I remember reading the San Jose Mercury News online because it was in Silicon Valley and one of the very first papers in North America online. The funny thing is, the San Jose Mercury News recognized its brief moment in history and for a few years anyway punched well above its weight, doing fine investigative work, both in print and online; a small regional paper no one had ever heard of before the early 1990s unless they lived in Southern California.

But in 1994, we all knew intuitively the world had changed with the Internet and graphical web browsers. I had sent my first e-mail from Trent University in Peterborough more than three years earlier in the spring of 1991 from the Thomas J. Bata Library on their “Ivory” server (someone in computer services seemingly had a sense of humour), and was also sitting down as I recall. That was neat, but this was on a whole other scale entirely.

That said, I’m a bit of a contrarian, and just as I was finishing up writing America’s symbolic ‘Cordon sanitaire?’: Ideas, aliens and the McCarran-Walter Act of 1952 in the age of Reagan for my master’s thesis in 20th century American history on the admission of nonimmigrants to the United States, emigration and immigration policy, and foreign relations in Latin America between 1981 and 1989, I decided I need a bit of a break from writing at odd hours in the always-chilly-even-in-summer math computer lab in the basement of Jeffery Hall, which has three floors underground and opened at Queen’s in 1969, housing the Department of Mathematics and Statistics, and is named after Ralph L. Jeffery, head of Mathematics and chair of graduate studies from 1943 to 1960.

So what did I do? Well, I made a few trips that summer to nearby Sandbanks Provincial Park in Prince Edward County, Ontario’s only island county (alas now long linked across the Bay of Quinte on Lake Ontario to the mainland at Belleville by a bridge) but I also took along Clifford Stoll’s just published Silicon Snake Oil: Second Thoughts on the Information Highway, where he  discusses his ambivalence regarding the future of how the Internet will be used and suggests even then the promise of the Internet was vastly over-hyped by those with vested interests to do so. An American astronomer by trade, Stoll is best known for his pursuit of hacker Markus Hess, who broke into a computer at the Lawrence Berkeley National Laboratory in 1986, which led to Stoll’s 1989 book called The Cuckoo’s Egg: Tracking a Spy Through the Maze of Computer Espionage, which I have also read.
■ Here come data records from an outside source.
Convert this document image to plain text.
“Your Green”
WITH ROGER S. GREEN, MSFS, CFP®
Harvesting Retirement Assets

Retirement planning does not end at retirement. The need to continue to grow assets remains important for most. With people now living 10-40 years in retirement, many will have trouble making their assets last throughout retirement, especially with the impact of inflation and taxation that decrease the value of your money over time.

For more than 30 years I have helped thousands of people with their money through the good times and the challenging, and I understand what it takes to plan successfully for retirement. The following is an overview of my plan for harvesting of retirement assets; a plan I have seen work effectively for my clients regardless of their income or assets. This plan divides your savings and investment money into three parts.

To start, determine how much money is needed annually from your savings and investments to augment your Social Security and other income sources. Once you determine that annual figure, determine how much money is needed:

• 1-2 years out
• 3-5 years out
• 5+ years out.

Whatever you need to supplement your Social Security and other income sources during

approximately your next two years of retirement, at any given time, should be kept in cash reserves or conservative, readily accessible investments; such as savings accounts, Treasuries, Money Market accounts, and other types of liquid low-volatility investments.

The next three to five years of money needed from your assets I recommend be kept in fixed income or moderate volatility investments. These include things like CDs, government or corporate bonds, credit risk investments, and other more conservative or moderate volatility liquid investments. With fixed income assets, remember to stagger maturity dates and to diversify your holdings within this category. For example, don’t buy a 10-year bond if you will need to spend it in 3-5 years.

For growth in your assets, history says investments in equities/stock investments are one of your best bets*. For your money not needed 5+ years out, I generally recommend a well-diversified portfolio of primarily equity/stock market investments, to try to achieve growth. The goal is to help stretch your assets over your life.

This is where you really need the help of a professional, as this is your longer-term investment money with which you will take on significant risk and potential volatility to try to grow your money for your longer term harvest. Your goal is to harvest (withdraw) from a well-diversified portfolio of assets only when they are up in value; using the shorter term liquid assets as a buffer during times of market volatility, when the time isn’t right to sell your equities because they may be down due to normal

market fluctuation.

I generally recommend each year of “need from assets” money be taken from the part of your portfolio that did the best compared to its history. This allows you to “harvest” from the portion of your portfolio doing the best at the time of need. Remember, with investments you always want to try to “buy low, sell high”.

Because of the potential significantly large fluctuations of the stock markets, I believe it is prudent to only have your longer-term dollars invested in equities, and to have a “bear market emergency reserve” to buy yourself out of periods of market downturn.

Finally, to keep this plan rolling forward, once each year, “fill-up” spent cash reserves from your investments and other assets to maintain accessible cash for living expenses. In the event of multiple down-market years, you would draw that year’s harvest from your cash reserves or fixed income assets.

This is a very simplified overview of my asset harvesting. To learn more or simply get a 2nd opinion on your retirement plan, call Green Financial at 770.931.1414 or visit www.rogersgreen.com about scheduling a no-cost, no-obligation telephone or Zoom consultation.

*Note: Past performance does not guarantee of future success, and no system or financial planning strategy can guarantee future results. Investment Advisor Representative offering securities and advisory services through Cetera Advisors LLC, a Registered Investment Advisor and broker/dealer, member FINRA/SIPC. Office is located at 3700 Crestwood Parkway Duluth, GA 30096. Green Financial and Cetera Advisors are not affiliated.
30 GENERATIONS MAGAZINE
But I must confess I have not even attempted to tackle his 1980 PhD dissertation from the University of Arizona titled Polarimetry of Jupiter at Large Phase Angles, which I gather looked at cloud models and “Jupiter’s solar flux deposition profile.” Whatever that might mean.

While Stoll was wildly wrong in Silicon Snake Oil in underestimating the future of e-commerce and online news publishing, 20 years later the book still stands the test of time, I think, as a general cautionary tale about over-hyping the Internet and getting too carried away in our virtual enthusiasms.

Which is why the following year in 1996, as the managing editor of the pioneering Kingston Net-Times, I was, as I recall, urging my readers to follow Stoll’s suggestion to log-off the old dial-up modem mainly back then from time-to-time to bake some chocolate chip cookies (at least that’s what my memory recalls him writing) and to take in a kid’s hockey game at the local arena (my idea).

The publisher, who in all fairness, gave me great editorial latitude was a bit less holistic in his considered view. In fact, he was, truth be told, incredulous. He used the old-fashioned telephone to call me, rather than send an e-mail, and asked, “Did you really suggest people log-off?” It is possible several expletives followed in the next sentence when I assured him I had indeed. Fortunately, our online (is that irony?) readers loved the column, albeit a novel idea to most of them, and sent us e-mails to say so.